Dans Distraction, Bruce Sterling poursuit avec le talent d’historien qu’on lui connaît son exploration des mondes futurs dévorés par la technique. Les mécanismes d’imbrication du vivant et de la machine continuent leur œuvre entropique sans que jamais la fin soit en vue.

Quelque part au XXIe siècle, le monde pourrit. La nature est au plus mal. Les océans ont été empoisonnés, les forêts brûlées et le ciel est bien pâle. Un vent de révolte souffle contre la domination de la machine. Les villes sont délaissées, les cartes d’identités détruites par les millions d’Américains qui errent sur les routes. Le pays est en état de crise politique. Une guerre civile sévit entre l’autorité fédérale et le gouverneur de Louisiane, triste chimiste dont l’obsession est de pratiquer à grande échelle des expériences sur les cerveaux des réfugiés haïtiens. Un autre front menace sur la scène internationale. Un conflit couve entre les USA et la Hollande.

Sur ce fond d’anarchie se prépare en secret un projet qui a pour but de changer la face du monde en même temps que d’apporter l’espoir. Deux scientifiques, dont l’un est un ancien homme de l’ombre du Président, ont fondé un camp retranché, sorte d’état dans l’état où ils accueillent les nomades. Là, eux aussi pratiquent des expériences sur le cerveau.

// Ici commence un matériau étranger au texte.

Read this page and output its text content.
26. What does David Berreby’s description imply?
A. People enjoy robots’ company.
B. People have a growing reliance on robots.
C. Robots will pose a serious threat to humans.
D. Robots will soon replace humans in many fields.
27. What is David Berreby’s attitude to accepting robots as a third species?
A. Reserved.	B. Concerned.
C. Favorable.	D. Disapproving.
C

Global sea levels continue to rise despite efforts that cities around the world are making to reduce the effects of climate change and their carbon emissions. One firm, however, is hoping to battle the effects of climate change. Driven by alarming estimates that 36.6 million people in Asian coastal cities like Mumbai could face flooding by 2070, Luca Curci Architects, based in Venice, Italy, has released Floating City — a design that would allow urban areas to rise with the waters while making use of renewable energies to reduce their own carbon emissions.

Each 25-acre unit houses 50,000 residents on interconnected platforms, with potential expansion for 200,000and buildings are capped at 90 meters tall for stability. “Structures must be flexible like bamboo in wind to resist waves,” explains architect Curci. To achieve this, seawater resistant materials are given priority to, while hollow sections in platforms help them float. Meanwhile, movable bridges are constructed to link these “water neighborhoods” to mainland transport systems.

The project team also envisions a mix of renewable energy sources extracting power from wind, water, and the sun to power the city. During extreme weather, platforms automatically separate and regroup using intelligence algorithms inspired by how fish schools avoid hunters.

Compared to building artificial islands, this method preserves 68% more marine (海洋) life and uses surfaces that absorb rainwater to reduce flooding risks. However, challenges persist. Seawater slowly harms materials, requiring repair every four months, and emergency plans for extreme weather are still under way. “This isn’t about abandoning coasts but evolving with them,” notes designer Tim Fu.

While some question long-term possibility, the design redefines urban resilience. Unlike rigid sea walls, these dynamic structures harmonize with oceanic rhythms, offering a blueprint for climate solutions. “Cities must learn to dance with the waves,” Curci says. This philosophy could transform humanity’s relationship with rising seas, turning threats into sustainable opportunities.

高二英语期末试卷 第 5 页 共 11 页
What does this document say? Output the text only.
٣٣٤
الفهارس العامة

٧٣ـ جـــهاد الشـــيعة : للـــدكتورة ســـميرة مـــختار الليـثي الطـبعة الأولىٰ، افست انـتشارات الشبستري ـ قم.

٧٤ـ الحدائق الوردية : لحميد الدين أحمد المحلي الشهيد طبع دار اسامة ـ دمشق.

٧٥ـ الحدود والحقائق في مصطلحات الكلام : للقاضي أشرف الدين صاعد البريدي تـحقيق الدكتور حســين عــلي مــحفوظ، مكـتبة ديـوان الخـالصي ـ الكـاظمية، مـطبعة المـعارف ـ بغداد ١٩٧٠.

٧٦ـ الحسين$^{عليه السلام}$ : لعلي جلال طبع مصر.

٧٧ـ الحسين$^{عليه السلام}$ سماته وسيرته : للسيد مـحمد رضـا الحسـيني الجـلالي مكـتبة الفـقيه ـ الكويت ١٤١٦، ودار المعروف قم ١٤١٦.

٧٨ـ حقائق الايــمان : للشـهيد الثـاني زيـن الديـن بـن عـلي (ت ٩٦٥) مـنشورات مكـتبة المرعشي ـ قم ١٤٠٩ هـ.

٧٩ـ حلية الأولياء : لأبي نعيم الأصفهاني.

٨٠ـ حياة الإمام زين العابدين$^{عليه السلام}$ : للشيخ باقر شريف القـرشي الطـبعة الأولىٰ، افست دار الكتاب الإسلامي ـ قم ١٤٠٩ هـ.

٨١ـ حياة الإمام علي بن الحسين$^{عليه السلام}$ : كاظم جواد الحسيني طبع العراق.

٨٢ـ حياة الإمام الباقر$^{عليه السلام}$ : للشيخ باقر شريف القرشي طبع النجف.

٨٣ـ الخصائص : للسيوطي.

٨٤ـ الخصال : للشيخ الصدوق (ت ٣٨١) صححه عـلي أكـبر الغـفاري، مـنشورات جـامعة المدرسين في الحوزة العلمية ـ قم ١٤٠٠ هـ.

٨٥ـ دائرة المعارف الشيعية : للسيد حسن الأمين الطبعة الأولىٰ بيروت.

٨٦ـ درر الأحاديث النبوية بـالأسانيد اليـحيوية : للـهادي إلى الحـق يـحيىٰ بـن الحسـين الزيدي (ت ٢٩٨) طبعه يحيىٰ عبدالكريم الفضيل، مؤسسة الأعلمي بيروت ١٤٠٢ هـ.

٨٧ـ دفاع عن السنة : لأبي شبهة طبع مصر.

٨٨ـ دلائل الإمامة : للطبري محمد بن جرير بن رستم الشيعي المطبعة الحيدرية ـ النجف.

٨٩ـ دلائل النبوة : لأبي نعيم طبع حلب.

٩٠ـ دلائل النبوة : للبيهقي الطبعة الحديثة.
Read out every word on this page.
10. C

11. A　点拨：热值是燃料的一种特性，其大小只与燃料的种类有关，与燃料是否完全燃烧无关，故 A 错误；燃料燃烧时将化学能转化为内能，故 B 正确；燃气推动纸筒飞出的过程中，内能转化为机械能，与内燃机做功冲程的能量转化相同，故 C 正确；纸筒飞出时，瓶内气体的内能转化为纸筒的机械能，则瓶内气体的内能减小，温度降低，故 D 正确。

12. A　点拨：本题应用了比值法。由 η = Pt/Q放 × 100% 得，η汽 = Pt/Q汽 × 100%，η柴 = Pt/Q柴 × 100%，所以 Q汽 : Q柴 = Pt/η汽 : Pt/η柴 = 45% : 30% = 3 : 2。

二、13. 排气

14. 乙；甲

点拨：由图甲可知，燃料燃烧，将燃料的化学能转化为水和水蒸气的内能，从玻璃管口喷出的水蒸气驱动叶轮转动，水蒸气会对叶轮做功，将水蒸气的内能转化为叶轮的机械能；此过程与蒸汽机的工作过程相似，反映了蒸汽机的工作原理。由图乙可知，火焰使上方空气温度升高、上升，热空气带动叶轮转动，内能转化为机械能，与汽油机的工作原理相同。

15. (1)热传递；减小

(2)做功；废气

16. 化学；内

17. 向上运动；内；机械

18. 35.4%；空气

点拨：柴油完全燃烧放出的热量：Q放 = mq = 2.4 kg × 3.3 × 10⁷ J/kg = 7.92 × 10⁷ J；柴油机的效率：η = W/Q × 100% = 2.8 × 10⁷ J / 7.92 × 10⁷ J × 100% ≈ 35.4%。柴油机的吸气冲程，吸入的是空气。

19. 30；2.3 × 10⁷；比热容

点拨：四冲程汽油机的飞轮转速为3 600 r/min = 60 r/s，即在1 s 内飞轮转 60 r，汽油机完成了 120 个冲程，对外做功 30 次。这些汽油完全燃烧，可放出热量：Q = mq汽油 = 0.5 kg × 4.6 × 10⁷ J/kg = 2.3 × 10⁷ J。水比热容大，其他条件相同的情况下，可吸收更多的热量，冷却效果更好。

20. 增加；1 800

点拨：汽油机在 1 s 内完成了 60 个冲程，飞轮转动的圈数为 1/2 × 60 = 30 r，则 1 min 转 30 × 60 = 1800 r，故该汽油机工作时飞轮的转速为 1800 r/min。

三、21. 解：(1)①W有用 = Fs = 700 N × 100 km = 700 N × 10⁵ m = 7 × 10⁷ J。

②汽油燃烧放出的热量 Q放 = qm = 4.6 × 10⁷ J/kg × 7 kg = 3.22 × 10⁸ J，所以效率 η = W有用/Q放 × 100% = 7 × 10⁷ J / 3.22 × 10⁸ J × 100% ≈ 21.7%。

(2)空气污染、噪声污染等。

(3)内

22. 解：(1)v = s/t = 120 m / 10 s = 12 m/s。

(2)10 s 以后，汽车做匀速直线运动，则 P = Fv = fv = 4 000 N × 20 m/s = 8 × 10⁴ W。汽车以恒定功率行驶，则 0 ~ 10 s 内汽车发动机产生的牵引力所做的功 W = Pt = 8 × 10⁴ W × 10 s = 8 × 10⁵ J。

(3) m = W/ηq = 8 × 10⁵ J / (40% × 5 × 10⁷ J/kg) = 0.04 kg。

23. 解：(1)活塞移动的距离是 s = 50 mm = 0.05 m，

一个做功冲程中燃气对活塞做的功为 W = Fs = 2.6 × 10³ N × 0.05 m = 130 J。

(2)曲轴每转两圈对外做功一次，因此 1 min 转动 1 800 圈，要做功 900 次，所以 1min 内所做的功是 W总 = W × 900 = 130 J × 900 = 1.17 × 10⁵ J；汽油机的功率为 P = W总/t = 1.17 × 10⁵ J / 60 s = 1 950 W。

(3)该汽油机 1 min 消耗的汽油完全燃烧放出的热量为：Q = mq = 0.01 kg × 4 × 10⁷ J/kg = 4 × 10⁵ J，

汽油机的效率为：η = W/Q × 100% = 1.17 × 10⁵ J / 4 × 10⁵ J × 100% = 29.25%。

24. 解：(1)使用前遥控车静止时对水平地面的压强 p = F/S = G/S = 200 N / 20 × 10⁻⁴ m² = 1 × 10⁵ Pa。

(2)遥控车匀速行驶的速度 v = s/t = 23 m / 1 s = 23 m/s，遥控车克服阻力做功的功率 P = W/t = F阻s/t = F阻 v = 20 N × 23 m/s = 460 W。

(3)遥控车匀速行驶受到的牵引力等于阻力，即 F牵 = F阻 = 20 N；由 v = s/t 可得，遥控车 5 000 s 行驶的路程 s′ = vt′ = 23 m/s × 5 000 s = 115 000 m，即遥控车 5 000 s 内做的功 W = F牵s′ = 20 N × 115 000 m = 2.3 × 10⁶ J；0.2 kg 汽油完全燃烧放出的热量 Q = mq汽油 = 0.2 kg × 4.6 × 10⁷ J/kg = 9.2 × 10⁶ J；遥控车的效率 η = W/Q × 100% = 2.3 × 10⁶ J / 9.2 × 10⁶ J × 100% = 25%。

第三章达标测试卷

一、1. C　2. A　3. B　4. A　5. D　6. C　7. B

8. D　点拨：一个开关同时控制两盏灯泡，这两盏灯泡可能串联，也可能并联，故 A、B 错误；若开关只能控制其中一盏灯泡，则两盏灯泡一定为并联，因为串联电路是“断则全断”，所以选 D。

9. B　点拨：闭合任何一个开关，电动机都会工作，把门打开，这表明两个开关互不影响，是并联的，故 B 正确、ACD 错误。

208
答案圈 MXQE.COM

Le grand talent de Sterling est d’élaborer son récit comme si le monde, à cet instant, y était condensé. Construit à la manière d’une intrigue politique, le roman nous fait descendre dans les bas-fonds, où légalité et manigances se confondent. Le laboratoire de l’Histoire y grouille de vie. C’est d’un bout à l’autre une grande réussite où le désordre le plus délirant ne laisse jamais d’être familier. Oui, c’est sûr, avec Bruce Sterling, il n’y a décidément « plus de saison ».

Les Cicatrices de l'évolution

Pourquoi marchons-nous sur nos pattes de derrière ? Pourquoi avons-nous perdu notre fourrure ? Pourquoi avons-nous acquis un si gros cerveau ? Pourquoi parlons-nous ? Réponse invariable : on ne sait pas ! Mieux : toutes les théories quant à l’origine de l’homme, à ce jour proposées, ont ceci en commun de ne pas résister à une contre-enquête sérieuse et dépourvue de préjugés. Dernière en date : la « théorie de la savane », véritable fonds de commerce du très télégénique Yves Coppens. Examinée de plus près que la distance vous séparant du poste de télévision, elle ne tient guère mieux la route que la création biblique en sept jours !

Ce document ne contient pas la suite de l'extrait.